In spite of the stiff performances (in particular from Eisenberg, who seems to mistake woodenness for intensity), the characters’ emotional arcs feel right: Joshua’s desperation and anger, Keelee’s yearning and fear, Dominic’s impulsiveness and cowardice. They’re supported by the film’s visuals, which offer up disquiet, terror, and gore: a bullet dug out of a stomach that then writhes Annihilation-style; a decaying human face frozen in a smile; a multi-limbed monster chasing down a person, seizing their head in its jaws, and then biting down with zeal. Editors Adam Janeczko and Kasia Lesniak rely too much on quick cuts to bombard the audience with shocking imagery. But Sefchik also knows when to slow down, forcing viewers to assess every iota of the cinematic frame, waiting for the inevitable fantastical elements.

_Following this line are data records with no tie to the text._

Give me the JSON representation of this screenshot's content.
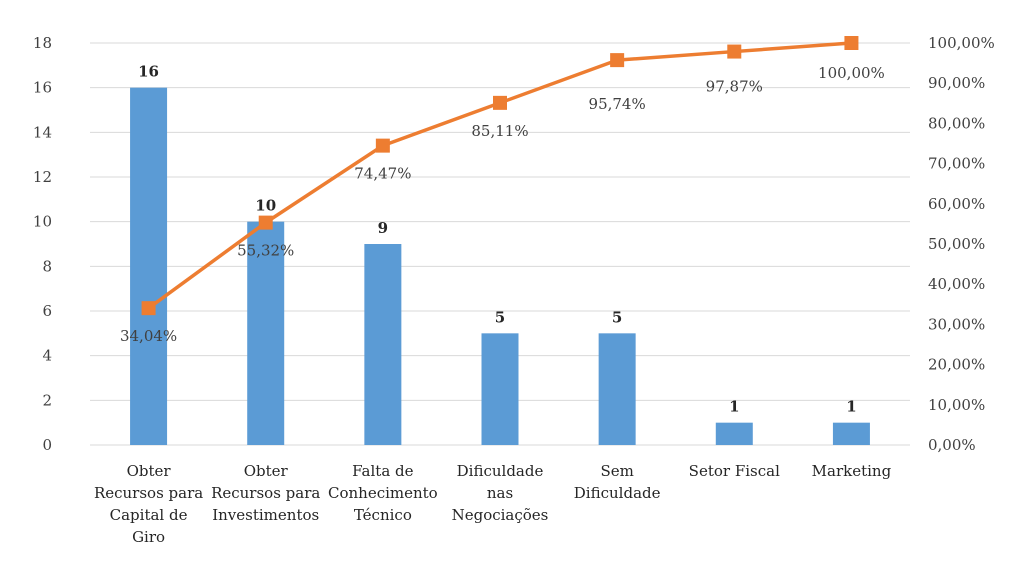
{
  "chart_data": {
    "type": "bar+line",
    "title": "",
    "categories": [
      [
        "Obter",
        "Recursos para",
        "Capital de",
        "Giro"
      ],
      [
        "Obter",
        "Recursos para",
        "Investimentos"
      ],
      [
        "Falta de",
        "Conhecimento",
        "Técnico"
      ],
      [
        "Dificuldade",
        "nas",
        "Negociações"
      ],
      [
        "Sem",
        "Dificuldade"
      ],
      [
        "Setor Fiscal"
      ],
      [
        "Marketing"
      ]
    ],
    "series": [
      {
        "type": "bar",
        "axis": "left",
        "values": [
          16,
          10,
          9,
          5,
          5,
          1,
          1
        ],
        "labels": [
          "16",
          "10",
          "9",
          "5",
          "5",
          "1",
          "1"
        ]
      },
      {
        "type": "line",
        "axis": "right",
        "values": [
          34.04,
          55.32,
          74.47,
          85.11,
          95.74,
          97.87,
          100.0
        ],
        "labels": [
          "34,04%",
          "55,32%",
          "74,47%",
          "85,11%",
          "95,74%",
          "97,87%",
          "100,00%"
        ]
      }
    ],
    "y_left": {
      "min": 0,
      "max": 18,
      "step": 2,
      "ticks": [
        "0",
        "2",
        "4",
        "6",
        "8",
        "10",
        "12",
        "14",
        "16",
        "18"
      ]
    },
    "y_right": {
      "min": 0,
      "max": 100,
      "step": 10,
      "ticks": [
        "0,00%",
        "10,00%",
        "20,00%",
        "30,00%",
        "40,00%",
        "50,00%",
        "60,00%",
        "70,00%",
        "80,00%",
        "90,00%",
        "100,00%"
      ]
    },
    "grid": true,
    "colors": {
      "bar": "#5b9bd5",
      "line": "#ed7d31",
      "grid": "#d9d9d9"
    }
  }
}
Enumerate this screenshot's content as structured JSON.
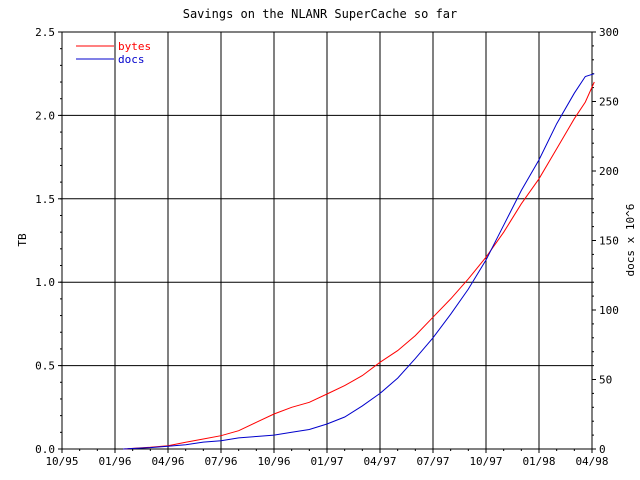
{
  "chart_data": {
    "type": "line",
    "title": "Savings on the NLANR SuperCache so far",
    "ylabel_left": "TB",
    "ylabel_right": "docs x 10^6",
    "x_ticks": [
      "10/95",
      "01/96",
      "04/96",
      "07/96",
      "10/96",
      "01/97",
      "04/97",
      "07/97",
      "10/97",
      "01/98",
      "04/98"
    ],
    "x_range": [
      "1995-10",
      "1998-04"
    ],
    "y_left_ticks": [
      "0.0",
      "0.5",
      "1.0",
      "1.5",
      "2.0",
      "2.5"
    ],
    "y_left_range": [
      0,
      2.5
    ],
    "y_right_ticks": [
      "0",
      "50",
      "100",
      "150",
      "200",
      "250",
      "300"
    ],
    "y_right_range": [
      0,
      300
    ],
    "grid": true,
    "legend_position": "top-left",
    "series": [
      {
        "name": "bytes",
        "axis": "left",
        "color": "#ff0000",
        "points": [
          [
            "1996-01-15",
            0.0
          ],
          [
            "1996-03-01",
            0.01
          ],
          [
            "1996-04-01",
            0.02
          ],
          [
            "1996-05-01",
            0.04
          ],
          [
            "1996-06-01",
            0.06
          ],
          [
            "1996-07-01",
            0.08
          ],
          [
            "1996-08-01",
            0.11
          ],
          [
            "1996-09-01",
            0.16
          ],
          [
            "1996-10-01",
            0.21
          ],
          [
            "1996-11-01",
            0.25
          ],
          [
            "1996-12-01",
            0.28
          ],
          [
            "1997-01-01",
            0.33
          ],
          [
            "1997-02-01",
            0.38
          ],
          [
            "1997-03-01",
            0.44
          ],
          [
            "1997-04-01",
            0.52
          ],
          [
            "1997-05-01",
            0.59
          ],
          [
            "1997-06-01",
            0.68
          ],
          [
            "1997-07-01",
            0.79
          ],
          [
            "1997-08-01",
            0.9
          ],
          [
            "1997-09-01",
            1.02
          ],
          [
            "1997-10-01",
            1.15
          ],
          [
            "1997-11-01",
            1.3
          ],
          [
            "1997-12-01",
            1.47
          ],
          [
            "1998-01-01",
            1.62
          ],
          [
            "1998-02-01",
            1.8
          ],
          [
            "1998-03-01",
            1.98
          ],
          [
            "1998-03-20",
            2.08
          ],
          [
            "1998-04-05",
            2.2
          ]
        ]
      },
      {
        "name": "docs",
        "axis": "right",
        "color": "#0000cc",
        "points": [
          [
            "1996-01-15",
            0
          ],
          [
            "1996-03-01",
            1
          ],
          [
            "1996-04-01",
            2
          ],
          [
            "1996-05-01",
            3
          ],
          [
            "1996-06-01",
            5
          ],
          [
            "1996-07-01",
            6
          ],
          [
            "1996-08-01",
            8
          ],
          [
            "1996-09-01",
            9
          ],
          [
            "1996-10-01",
            10
          ],
          [
            "1996-11-01",
            12
          ],
          [
            "1996-12-01",
            14
          ],
          [
            "1997-01-01",
            18
          ],
          [
            "1997-02-01",
            23
          ],
          [
            "1997-03-01",
            31
          ],
          [
            "1997-04-01",
            40
          ],
          [
            "1997-05-01",
            51
          ],
          [
            "1997-06-01",
            65
          ],
          [
            "1997-07-01",
            80
          ],
          [
            "1997-08-01",
            97
          ],
          [
            "1997-09-01",
            115
          ],
          [
            "1997-10-01",
            136
          ],
          [
            "1997-11-01",
            161
          ],
          [
            "1997-12-01",
            186
          ],
          [
            "1998-01-01",
            208
          ],
          [
            "1998-02-01",
            234
          ],
          [
            "1998-03-01",
            256
          ],
          [
            "1998-03-20",
            268
          ],
          [
            "1998-04-05",
            270
          ]
        ]
      }
    ]
  }
}
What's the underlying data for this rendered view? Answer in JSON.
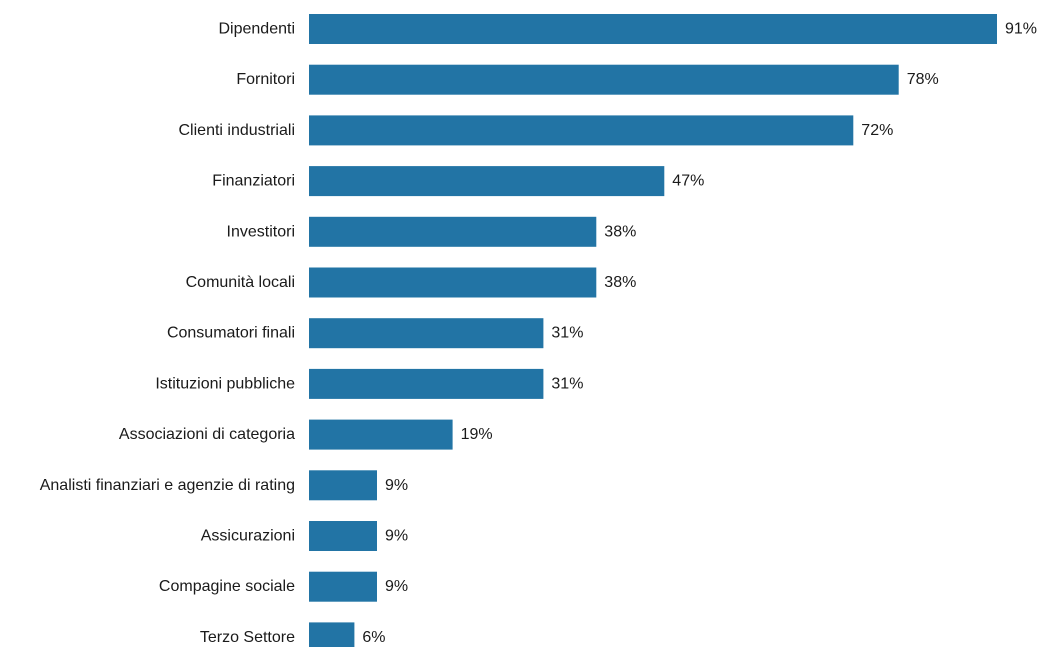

What’s that creeping behind Dominic in a parking lot? Why does Keelee’s reflection move independently of her? Why is the sculpture of a little girl in Joshua’s motel room crying bloody tears? Relishing the spooky stuff also means accepting that Behemoth’s dialogue sometimes sounds like it was written by an AI generator attempting to mimic human logic. But when the film shifts into gear after about the first 40 minutes, its entertaining moments help secure an acceptable degree of throwback success.

Behemoth opens in theaters and on digital rental platforms like Vudu and Apple TV on August 27.